New RNA biomarkers for complex disorders (e.g. oncological, chronic-inflammatory and degenerative disorders) are being identified in the RIBOLUTION project by genome-wide screening processes. RIBOLUTION also includes so-called non-coding RNAs whose significance as potential biological markers have only been investigated in the recent past. Additionally, the process of the biological marker screening by RIBOLUTION is optimized and perfected with the help of technical innovations.
Subsequent to the screening phase, potential biomarkers are evaluated with regard to their diagnostic and prognostic significance.
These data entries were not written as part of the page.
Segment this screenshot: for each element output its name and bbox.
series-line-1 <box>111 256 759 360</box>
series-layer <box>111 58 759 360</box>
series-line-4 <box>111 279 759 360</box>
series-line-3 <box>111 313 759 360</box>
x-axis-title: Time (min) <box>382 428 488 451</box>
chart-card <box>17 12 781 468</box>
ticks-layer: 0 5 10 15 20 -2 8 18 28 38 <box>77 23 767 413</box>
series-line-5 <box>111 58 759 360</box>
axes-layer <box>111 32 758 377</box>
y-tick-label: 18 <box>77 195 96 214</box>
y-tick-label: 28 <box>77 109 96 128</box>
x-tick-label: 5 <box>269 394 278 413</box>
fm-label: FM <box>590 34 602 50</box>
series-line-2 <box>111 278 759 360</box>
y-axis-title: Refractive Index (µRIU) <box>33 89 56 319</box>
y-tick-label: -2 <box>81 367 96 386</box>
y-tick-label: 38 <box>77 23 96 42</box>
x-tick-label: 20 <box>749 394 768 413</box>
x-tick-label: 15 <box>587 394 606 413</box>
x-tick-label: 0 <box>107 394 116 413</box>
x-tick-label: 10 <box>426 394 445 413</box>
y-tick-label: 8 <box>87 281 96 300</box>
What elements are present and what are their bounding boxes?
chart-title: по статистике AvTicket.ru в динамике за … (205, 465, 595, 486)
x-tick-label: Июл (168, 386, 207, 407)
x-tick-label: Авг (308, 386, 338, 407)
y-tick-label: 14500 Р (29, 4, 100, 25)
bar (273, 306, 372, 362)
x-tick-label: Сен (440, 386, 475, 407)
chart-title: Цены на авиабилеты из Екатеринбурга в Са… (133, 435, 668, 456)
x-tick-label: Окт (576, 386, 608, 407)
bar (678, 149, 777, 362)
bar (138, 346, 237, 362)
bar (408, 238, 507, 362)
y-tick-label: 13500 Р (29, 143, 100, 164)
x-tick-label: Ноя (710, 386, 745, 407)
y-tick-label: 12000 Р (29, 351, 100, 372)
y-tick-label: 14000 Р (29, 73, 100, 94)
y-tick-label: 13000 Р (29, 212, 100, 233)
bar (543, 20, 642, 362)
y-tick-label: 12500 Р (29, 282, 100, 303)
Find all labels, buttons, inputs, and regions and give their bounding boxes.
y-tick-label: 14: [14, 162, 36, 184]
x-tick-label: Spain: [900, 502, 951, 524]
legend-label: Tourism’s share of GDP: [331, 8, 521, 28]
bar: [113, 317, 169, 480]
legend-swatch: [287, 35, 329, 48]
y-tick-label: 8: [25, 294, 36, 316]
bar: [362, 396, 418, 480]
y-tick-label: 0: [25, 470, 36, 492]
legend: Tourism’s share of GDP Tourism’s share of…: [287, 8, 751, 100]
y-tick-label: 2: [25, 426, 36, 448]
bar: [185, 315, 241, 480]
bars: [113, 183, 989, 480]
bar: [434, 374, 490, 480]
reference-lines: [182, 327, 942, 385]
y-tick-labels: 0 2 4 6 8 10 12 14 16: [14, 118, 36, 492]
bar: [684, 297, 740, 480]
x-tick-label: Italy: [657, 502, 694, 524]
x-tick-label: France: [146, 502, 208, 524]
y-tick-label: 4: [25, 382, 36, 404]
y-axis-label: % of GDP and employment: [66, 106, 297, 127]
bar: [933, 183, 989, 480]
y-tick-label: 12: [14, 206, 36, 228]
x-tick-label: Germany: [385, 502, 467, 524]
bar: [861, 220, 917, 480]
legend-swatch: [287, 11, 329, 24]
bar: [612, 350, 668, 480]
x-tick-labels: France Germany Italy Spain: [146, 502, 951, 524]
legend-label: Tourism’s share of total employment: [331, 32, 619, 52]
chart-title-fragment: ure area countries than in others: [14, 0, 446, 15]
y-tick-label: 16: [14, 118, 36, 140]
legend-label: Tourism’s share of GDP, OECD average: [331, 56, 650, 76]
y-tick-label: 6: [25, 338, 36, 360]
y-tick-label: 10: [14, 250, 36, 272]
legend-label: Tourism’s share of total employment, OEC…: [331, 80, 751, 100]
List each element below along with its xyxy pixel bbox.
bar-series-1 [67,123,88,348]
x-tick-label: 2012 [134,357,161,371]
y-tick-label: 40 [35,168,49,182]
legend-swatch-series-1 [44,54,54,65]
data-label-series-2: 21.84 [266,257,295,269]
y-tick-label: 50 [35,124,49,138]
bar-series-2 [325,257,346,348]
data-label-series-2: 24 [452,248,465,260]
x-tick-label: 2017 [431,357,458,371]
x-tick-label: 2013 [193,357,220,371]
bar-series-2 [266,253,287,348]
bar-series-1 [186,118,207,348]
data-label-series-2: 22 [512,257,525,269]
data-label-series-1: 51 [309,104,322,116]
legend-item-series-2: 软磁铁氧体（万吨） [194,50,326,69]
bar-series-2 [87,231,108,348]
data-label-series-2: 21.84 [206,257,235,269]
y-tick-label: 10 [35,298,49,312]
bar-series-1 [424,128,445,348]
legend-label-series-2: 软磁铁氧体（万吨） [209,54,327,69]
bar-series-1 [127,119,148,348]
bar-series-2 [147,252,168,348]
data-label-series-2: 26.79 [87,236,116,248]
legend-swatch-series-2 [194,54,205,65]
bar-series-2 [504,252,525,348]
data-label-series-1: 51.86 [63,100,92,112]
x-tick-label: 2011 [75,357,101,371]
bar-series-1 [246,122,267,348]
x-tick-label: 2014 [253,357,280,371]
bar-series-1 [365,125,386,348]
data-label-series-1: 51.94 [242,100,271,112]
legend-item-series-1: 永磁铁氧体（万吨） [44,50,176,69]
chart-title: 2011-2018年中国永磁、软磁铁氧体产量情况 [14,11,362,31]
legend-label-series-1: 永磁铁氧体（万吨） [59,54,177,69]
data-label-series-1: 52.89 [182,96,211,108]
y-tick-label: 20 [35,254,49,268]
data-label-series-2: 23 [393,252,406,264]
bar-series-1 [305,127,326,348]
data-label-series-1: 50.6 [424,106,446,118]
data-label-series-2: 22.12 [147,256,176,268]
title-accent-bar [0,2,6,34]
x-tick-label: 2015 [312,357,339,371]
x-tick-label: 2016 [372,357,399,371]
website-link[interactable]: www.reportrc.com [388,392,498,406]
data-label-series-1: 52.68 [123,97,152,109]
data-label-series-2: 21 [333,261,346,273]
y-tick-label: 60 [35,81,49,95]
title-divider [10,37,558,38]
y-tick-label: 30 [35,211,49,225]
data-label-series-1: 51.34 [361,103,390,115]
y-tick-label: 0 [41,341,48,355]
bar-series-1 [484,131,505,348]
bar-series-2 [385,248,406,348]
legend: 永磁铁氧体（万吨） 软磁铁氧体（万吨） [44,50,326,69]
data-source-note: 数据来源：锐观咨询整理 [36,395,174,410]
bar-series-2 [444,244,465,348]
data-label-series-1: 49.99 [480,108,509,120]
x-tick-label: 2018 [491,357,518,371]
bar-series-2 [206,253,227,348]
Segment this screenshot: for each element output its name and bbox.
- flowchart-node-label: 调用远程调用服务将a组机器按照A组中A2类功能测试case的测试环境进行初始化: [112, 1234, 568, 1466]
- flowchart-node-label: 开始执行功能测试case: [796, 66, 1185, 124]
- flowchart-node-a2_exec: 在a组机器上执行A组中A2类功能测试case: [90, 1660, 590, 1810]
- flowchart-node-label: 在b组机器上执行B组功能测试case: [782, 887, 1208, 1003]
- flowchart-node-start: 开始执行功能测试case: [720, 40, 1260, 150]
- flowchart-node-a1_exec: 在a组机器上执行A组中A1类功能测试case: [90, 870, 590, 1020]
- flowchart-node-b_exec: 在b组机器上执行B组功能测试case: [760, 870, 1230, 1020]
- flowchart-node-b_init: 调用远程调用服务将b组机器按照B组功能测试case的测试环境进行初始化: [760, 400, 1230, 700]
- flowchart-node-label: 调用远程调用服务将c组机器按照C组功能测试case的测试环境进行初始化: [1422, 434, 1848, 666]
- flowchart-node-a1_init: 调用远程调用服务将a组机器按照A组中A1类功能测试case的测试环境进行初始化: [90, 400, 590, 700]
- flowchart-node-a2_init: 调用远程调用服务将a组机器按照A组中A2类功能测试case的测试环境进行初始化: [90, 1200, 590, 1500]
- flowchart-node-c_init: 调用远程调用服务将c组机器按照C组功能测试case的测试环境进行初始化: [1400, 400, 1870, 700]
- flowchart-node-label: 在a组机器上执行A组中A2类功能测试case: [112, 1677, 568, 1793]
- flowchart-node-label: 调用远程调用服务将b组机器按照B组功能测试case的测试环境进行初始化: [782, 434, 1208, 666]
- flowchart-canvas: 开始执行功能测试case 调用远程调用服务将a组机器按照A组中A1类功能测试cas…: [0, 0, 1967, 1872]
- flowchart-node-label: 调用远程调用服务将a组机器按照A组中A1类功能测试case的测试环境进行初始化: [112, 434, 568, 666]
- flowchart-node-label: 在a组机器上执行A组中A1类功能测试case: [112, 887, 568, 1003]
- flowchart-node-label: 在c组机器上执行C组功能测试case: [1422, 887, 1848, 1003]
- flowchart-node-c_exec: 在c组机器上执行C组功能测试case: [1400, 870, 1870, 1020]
Biomarkers with the ability to indicate a disorder or its course or forecast the response to therapies are of special interest.
In cooperation with the Heart Center Leipzig and the Institute for Microbiology of the University of Leipzig, the topic of improved pathogen diagnostics on infectious endocarditis is being investigated.
By means of genome-wide sequencing, pathogens are identified both directly on the infected cardiac valves as well as in the blood of the patient and compared with the findings of the microbiological analysis laboratory.
In addition to the already available microbiological analyses, the objective is to devise an optimized treatment strategy for every individual patient.
In a joint project with the University Gynecological Hospital Essen, genes are examined that are relevant for the formation and metastatic spread of mammary carcinoma, with respect to their expression pattern and the occurrence of mutations.
The unit developed a special DNA capture approach that permits disease-relevant DNA sections from primary tumors and metastases of patient to be selectively enriched and subsequently sequenced. Simultaneously at the Essen Hospital, circulating tumor cells (CTCs) are isolated from patient blood and the expression of mammary carcinoma-relevant genes examined by means of PCR.
The data from these studies can show how primary tumors and metastases differ in their mutation and expression patterns. Moreover, the project investigates whether CTCs can be employed for the diagnosis of mammary carcinoma and deliver indications for a target-specific treatment. As a result, complicated surgical removal of tumor tissues could become redundant.
In the past years, genome-wide next-generation sequencing has identified a multitude of non-protein coded RNAs (ncRNAs). Many of these ncRNAs apparently influence the formation and course of diseases. Nevertheless, a large part of these transcripts are hardly functionally characterized.
The main focus of this project therefore is comprehensive functional analyses of these ncRNAs in various immunological and neurologically relevant cell systems. With the selective knockdown of an ncRNA, subsequent examinations allow the determination of their influence on vitality, apoptosis rate, proliferation, adhesion and cell migration. Furthermore, the expression and localization of ncRNAs within tissues, but also on the single-cell level, can be visualized and quantified. In vivo interaction studies have deepened the identification of ncRNA-binding partners on the RNA, DNA and protein level. The objective is to clarify the molecular and cellular therapeutic mechanism of ncRNAs to better understand their role in diverse disease models and to establish possible therapeutic approaches.
This SAB- funded R&D association project was carried out by ApoCell Europe GmbH together with various units at Fraunhofer IZI. The objective was to develop innovative technologies for collecting and characterizing circulating tumor cells, to support the development of significantly improved tumor diagnostics and innovative therapies.